Afortunadamente, compartir la IP no tiene por qué ser todo riesgo ni recompensa. Tenga en cuenta lo siguiente: en 1983 (en las brumas primordiales de la subcontratación de la tecnología de la información), el entonces incipiente desarrollador de sistemas Bloomberg se puso en contacto con Merrill Lynch con una propuesta para crear un programa que proporcionara datos financieros actualizados al minuto a los empleados de la agencia de corretaje. Pero en lugar de pagar a Bloomberg 30 millones de dólares para desarrollar software propietario, Merrill Lynch pagó 30 millones de dólares por una participación del 30% en Bloomberg y los derechos exclusivos temporales del sistema que producía. El software tuvo tanto éxito que, después de un tiempo, Merrill Lynch renunció a la exclusividad y permitió a Bloomberg venderlo a otras casas de bolsa. Aun así, Merrill Lynch mantuvo la ventaja de ser el primero en actuar (establecida durante el período de exclusividad) y siguió sacando valor del sistema. Finalmente, vendió un tercio de su participación en Bloomberg (o el 10% de la propiedad total de Bloomberg) —que había florecido— por 155 millones de dólares en 1996.
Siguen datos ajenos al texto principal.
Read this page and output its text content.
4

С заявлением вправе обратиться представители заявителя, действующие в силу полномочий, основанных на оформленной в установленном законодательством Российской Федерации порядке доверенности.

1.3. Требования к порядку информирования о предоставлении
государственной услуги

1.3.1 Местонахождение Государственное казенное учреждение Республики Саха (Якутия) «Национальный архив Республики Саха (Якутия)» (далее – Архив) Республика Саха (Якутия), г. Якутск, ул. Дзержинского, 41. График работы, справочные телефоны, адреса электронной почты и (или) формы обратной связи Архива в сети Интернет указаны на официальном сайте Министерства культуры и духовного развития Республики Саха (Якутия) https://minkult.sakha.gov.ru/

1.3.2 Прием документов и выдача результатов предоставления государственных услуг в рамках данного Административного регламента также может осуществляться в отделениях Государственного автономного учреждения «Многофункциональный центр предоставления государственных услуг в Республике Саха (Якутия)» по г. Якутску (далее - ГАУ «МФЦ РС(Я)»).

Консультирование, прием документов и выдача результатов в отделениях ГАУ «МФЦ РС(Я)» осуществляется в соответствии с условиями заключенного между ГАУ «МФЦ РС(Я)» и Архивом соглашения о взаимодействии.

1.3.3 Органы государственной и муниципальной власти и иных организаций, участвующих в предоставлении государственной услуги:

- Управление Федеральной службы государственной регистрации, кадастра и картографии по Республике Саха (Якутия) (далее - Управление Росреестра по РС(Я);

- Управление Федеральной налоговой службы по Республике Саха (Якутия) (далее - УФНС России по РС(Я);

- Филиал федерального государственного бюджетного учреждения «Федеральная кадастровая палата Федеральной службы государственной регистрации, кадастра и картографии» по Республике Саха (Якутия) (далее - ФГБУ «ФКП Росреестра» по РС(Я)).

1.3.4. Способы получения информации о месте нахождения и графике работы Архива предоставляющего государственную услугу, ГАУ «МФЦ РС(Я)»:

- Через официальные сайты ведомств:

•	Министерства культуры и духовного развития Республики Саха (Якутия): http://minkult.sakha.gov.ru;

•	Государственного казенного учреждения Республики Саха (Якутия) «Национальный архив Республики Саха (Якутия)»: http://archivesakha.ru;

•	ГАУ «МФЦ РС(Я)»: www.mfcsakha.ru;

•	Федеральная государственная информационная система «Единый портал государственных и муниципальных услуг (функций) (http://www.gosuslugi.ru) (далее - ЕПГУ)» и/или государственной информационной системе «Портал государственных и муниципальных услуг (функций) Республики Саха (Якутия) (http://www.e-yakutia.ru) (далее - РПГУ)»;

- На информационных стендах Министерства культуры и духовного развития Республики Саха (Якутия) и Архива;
Las empresas que deseen llegar a acuerdos igualmente ventajosos deben reconocer que los activos de información (propiedad intelectual) se diferencian de los activos físicos en que se pueden regalar y conservar a la vez. Exigir la propiedad exclusiva de todo lo que se desarrolle en la relación de subcontratación tiene sentido para los activos físicos, pero puede ser una falta de visión cuando se trata de los activos de información. Permitir a los subcontratistas revender los activos de información que crean para los clientes incentiva a esos vendedores a asegurarse de que sus productos son excepcionales. También permite a los subcontratistas amortizar los costes de desarrollo de varios clientes, lo que puede traducirse en comisiones más bajas para todos. Así que las empresas sacrifican parte de la ventaja competitiva de ser propietarios de una tecnología única a cambio de conseguir esa tecnología a un precio más bajo.
Compartir los derechos tiene aún más sentido en los acuerdos de tercerización en el extranjero. Un contrato es tan bueno como el sistema legal que lo respalda, y las leyes de propiedad intelectual de algunos países son ambiguas o totalmente laxas. Si el país del subcontratista no hace cumplir un contrato de propiedad intelectual sólido, asuma que parte de su propiedad intelectual se va a quedar fuera de la puerta y tranquilícese con las tarifas más bajas que paga y la mayor calidad del servicio que recibe.
«Con el tiempo, la verdad saldrá a la luz», nos dice Shakespeare, y lo mismo ocurre con la propiedad intelectual. Las empresas que subcontratan harían bien en centrarse menos en lo que renuncian y más en lo que reciben a cambio.